It is a common misconception that pre-nuptial agreements are only for the rich and famous. However in reality pre-nuptial agreements are becoming increasingly popular with couples from all walks of life who are preparing to marry.
A pre-nuptial agreement is a legal agreement between two individuals before their marriage has taken place. The agreement can help to protect assets accumulated before marriage and sets out how the couple wish their assets to be divided if they later separate or divorce.
Pre-nuptial agreements are not automatically legally binding however provided the agreement adheres to certain formalities they will carry significant weight and can be upheld by the courts.
A pre-nuptial agreement is important as once married assets are assumed to be joint. Therefore, in the event the breakdown of the marriage these assets would be shared.
A pre-nuptial agreement is a particularly good idea in the following circumstances:
- Where one party is wealthier than other
- Parties are bringing significant assets into the marriage
- Where either of the parties has children from a previous marriage and they want to protect wealth for those children.

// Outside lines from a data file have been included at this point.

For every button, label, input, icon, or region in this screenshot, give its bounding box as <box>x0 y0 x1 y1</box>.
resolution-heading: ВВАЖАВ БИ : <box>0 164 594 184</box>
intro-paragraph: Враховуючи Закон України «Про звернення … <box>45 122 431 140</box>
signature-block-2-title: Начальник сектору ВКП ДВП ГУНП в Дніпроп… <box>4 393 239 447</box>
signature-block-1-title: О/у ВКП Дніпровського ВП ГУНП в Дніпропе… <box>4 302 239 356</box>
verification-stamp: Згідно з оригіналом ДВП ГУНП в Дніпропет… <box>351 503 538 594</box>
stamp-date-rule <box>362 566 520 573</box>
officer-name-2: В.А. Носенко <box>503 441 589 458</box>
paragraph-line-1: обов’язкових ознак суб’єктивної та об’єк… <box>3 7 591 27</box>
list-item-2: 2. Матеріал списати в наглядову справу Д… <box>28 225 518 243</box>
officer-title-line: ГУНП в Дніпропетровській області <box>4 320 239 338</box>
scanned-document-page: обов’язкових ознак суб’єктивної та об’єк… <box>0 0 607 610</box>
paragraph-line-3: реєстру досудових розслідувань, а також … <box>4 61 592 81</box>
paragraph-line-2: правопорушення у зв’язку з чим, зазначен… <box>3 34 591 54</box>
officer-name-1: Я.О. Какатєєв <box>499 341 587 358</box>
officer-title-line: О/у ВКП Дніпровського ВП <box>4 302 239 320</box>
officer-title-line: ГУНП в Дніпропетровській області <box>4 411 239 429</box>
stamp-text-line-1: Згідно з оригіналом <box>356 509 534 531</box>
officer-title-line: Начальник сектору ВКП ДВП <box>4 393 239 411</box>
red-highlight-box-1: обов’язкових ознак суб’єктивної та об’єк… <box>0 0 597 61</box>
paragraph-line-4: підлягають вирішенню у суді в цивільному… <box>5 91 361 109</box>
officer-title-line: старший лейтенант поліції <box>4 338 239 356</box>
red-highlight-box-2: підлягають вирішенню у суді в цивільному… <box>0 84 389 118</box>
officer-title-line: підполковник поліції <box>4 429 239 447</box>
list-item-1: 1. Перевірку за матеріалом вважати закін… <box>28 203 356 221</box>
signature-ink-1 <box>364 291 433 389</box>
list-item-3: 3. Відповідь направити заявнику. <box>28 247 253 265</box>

- Where either party runs a business and wishes to ensure that it is protected
Traditionally pre-nuptial agreements have been viewed as unromantic and no one wishes to think about the end of their marriage before it has even begun. It is however preferable to reach an agreement when relations are good rather than trying to resolve financial matters at the end of the relationship when the parties are likely to hold animosity to one another. Having a pre-nuptial agreement in place is also likely to limit the scope of costly financial proceedings in the event of the breakdown of the marriage.
A pre-nuptial agreement should be viewed as a ‘marriage insurance policy’, which is not something that you plan to use but useful to have in place if the worst were to happen.